After collapsing a bit in the hotel, we climbed into another bus, and drove through the French gloaming to a winery, Bellegarde, for wine tasting and dinner. The entire estate was just beautiful, gorgeously landscaped, with just enough fuss with the flowers to look absolutely perfect. We were struck dumb, an amazing development among such an articulate bunch, though that might have been the white wines we were tasting–apparently, red wine grapes do not grow in the Jurancon.

And we were fed, a delicious simple vegetable soup, cured ham slices with a marvelous tomato side dish, would have been wonderful on couscous, and a slice of excellent cheese to finish things off. They provided a very nice red from another winery for the meal, as I presume they deemed a red rather than a white was needed. When asked about the current market, including the economic downturn as well as the decreased wine consumption in France, they said they were weathering it okay, as it meant that the cheaper wines were being consumed less, but if someone was going to drink just a little wine, then he would choose a better wine, not the cheap stuff. The vintner showed us a room of special bottles, for high-end restaurants and special orders, not just to stock shelves in the store. That one room alone must have held thousands of dollars worth of wine.
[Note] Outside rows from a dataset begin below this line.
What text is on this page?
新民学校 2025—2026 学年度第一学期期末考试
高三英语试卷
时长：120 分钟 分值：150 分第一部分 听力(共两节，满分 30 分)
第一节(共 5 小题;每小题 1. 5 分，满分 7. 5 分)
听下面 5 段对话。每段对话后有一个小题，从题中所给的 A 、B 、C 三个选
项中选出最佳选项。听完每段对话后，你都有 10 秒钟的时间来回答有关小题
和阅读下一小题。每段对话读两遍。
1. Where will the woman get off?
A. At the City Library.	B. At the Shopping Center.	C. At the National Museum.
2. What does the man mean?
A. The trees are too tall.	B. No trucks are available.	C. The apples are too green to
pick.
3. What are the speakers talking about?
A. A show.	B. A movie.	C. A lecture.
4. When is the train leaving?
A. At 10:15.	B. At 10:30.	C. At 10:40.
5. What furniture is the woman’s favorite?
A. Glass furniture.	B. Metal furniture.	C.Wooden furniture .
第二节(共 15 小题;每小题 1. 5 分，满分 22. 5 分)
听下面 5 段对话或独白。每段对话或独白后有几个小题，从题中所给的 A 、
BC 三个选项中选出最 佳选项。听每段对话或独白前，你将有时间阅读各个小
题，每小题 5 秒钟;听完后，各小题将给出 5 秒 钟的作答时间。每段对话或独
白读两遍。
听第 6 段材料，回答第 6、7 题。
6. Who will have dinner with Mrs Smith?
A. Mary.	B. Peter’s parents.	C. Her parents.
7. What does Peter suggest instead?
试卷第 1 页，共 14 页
And I looked at the huge steel vats, which must cost thousands of dollars each. I’ve become a bit of a fan of  the oak barrels. Here they hold wine in a barrel for about four years, then sell it, rather than reuse it. Figure the costs there. wow.

The driver joined us for the dinner, once the rugby game he was listening to was over. He drankonly water, but was a perfect host, serving all of us at his table. He didn’t speak English, but I think he understood quite a bit. He was a very charming person, and I was glad we had him the next day to drive us to Toulouse.

It wasn’t completely dark when we left to come home, and the French countryside was perhaps even more beautiful as evening approached.  It’s amazing to think of the thousands of years that France has been occupied by humans, and how wonderfully it’s been cherished all that time.